Yorgunum. Yorulmaktan yoruldum. Ne hayal edecek gücüm, ne umudum ne de sevincim kaldı. İçimden hiçbir şey yapmak gelmiyor artık. İnsanlara içi boş gülücükler, tatlı sözler söylemekten yoruldum, bıktım, istemiyorum.

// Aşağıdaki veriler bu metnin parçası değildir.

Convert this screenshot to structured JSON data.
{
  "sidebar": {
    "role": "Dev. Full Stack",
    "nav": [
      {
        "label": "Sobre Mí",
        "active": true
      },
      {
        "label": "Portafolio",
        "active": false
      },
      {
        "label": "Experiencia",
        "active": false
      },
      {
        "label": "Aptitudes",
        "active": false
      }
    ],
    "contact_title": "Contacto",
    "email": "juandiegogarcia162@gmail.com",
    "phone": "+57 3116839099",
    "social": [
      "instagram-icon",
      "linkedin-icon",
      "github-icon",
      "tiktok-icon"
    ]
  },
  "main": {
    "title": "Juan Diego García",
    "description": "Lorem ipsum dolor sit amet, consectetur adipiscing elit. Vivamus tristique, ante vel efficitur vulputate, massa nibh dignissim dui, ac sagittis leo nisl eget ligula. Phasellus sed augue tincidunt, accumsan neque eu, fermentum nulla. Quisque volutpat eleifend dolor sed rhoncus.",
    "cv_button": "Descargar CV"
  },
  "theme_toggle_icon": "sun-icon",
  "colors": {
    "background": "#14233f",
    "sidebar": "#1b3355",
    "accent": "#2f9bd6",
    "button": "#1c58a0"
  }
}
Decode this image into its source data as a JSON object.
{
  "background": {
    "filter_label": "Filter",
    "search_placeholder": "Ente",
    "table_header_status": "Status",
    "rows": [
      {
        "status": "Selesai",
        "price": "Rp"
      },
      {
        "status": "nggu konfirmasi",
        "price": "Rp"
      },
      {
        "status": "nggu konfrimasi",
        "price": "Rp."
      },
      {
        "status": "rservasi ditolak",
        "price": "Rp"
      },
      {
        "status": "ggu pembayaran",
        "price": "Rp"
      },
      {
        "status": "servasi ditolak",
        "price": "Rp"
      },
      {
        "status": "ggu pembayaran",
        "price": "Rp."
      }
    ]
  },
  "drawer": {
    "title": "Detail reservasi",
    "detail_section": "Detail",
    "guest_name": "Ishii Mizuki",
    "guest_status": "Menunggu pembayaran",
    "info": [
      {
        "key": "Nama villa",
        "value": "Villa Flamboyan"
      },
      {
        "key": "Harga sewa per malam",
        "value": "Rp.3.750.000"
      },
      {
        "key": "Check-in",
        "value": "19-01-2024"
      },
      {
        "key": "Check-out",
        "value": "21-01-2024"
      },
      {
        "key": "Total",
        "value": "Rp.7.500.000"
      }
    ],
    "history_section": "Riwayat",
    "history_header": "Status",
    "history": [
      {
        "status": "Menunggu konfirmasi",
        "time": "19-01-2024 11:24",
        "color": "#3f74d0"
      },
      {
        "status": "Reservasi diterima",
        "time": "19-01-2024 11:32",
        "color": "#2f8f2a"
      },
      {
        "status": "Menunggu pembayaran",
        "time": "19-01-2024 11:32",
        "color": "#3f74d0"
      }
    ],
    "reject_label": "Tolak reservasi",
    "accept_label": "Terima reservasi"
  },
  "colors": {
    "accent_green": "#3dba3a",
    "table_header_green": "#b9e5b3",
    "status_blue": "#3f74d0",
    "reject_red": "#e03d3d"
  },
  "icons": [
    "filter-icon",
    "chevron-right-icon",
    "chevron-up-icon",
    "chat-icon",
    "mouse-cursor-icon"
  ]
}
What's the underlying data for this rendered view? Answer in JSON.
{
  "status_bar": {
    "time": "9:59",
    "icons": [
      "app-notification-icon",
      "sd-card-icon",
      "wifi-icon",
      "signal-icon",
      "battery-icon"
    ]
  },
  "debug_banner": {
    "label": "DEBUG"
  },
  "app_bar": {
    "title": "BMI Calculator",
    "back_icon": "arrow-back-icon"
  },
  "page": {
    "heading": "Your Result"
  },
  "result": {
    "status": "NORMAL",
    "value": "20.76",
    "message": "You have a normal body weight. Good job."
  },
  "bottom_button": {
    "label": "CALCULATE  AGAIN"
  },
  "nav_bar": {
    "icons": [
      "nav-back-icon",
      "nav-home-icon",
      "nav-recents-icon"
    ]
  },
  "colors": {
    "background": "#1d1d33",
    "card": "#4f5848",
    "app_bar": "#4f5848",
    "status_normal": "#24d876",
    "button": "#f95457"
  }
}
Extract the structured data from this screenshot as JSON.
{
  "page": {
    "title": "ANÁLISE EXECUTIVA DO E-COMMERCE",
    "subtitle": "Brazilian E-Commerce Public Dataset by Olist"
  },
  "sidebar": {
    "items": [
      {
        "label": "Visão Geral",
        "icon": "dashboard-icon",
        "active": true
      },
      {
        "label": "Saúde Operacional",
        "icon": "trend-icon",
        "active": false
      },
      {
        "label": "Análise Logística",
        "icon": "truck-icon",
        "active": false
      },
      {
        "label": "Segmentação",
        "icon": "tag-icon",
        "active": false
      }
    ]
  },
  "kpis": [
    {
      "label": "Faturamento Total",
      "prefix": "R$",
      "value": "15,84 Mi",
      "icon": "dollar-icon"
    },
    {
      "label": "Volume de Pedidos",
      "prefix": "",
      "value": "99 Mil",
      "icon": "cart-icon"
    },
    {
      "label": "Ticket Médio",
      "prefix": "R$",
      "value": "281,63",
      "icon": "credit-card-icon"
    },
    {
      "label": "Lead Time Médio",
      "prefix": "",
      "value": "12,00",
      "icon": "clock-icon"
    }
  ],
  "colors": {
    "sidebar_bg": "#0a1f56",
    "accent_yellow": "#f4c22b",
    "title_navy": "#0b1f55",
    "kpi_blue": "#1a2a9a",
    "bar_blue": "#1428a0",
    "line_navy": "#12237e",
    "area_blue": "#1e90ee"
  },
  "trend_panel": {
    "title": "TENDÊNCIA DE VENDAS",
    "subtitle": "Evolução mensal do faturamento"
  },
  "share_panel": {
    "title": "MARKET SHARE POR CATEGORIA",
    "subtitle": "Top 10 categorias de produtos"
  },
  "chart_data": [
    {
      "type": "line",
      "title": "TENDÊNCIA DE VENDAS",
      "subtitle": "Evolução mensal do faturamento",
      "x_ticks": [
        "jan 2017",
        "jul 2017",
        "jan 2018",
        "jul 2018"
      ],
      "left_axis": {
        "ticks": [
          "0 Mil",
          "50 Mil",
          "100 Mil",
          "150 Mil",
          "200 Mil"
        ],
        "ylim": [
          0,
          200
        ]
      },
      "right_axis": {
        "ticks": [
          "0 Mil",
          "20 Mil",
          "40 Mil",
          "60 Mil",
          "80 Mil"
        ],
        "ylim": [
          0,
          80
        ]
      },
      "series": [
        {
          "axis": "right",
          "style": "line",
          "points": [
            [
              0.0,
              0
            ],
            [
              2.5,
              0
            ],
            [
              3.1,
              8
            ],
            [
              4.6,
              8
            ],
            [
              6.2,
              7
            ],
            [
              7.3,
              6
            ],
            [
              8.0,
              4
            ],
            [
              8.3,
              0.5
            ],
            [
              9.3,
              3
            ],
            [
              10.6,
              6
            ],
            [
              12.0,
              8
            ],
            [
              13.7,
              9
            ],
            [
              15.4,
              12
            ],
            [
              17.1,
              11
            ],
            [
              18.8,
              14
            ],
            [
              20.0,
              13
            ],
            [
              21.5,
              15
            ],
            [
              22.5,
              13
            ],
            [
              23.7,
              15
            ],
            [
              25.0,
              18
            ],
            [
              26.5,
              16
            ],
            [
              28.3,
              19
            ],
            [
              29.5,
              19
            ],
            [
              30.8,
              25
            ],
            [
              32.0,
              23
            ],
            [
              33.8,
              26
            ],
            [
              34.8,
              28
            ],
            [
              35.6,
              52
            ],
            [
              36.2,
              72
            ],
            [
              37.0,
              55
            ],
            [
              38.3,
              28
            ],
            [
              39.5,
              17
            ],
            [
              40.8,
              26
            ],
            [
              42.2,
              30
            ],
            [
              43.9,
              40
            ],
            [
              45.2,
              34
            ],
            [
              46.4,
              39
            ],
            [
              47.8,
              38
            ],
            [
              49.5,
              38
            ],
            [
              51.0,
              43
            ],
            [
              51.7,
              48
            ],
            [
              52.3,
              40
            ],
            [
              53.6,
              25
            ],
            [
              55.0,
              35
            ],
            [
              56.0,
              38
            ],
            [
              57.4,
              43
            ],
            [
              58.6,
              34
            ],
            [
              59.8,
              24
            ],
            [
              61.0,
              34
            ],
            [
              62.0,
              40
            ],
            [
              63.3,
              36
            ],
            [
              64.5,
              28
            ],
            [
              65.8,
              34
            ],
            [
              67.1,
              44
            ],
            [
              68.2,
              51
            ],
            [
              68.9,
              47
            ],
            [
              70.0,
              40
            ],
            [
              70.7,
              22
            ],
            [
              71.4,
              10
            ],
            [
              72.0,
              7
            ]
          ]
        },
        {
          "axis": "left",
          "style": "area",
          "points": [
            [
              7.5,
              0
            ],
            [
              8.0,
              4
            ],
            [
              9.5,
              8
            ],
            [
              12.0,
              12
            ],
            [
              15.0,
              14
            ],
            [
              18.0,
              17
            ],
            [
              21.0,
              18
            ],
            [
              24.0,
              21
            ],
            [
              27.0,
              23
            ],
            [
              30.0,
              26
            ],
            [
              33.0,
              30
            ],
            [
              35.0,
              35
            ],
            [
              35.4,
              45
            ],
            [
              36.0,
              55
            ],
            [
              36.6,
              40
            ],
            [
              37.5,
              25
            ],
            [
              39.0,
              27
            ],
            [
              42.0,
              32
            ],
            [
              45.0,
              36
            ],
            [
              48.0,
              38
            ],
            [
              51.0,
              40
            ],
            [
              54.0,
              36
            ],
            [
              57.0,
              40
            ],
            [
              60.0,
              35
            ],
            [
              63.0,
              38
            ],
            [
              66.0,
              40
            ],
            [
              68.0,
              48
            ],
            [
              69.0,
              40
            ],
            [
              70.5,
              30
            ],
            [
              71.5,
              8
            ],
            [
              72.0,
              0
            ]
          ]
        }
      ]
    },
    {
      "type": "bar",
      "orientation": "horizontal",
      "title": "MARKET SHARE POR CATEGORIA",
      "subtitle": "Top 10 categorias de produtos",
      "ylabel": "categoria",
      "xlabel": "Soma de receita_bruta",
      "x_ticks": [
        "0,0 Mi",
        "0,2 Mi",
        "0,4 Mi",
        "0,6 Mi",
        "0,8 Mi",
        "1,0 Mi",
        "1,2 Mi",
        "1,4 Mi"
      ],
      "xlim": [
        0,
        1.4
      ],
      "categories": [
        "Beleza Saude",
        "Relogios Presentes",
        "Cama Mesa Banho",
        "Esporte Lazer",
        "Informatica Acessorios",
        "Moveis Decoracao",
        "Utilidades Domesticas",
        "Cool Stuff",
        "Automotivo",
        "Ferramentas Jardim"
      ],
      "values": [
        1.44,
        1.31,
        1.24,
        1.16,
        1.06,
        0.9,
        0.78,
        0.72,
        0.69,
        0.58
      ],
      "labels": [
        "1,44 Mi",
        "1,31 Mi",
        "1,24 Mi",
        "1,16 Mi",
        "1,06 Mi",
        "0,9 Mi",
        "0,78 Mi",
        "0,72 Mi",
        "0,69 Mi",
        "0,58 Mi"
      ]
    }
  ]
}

Hiçkimse umrumda değil. Hiçkimseyle konuşmak istemiyorum. Hiçkimseyle görüşmek istemiyorum. Hiçbir şey yapmak istemiyorum. Ben artık sadece hiç olmak istiyorum. -
Bu başlığıma yazdığım 9 girdiden 7sini çok kötü hissettiğimde, Pes ettiğimde, isyan ettiğimde, düştüğümde ve kalkacak gücü kendimde bulamadığımda yazmışım. Şu an girdiğim bu girdi 8.ci olmayacak.
İyi miyim? Hayır. Kötü müyüm? Hayır. Çok sevdiğim değer verdiğim birisi, modunu orta şeker olarak tabir ederdi genelde. Aynı öyleyim. Orta şeker. Ne bir eksik ne bir fazla.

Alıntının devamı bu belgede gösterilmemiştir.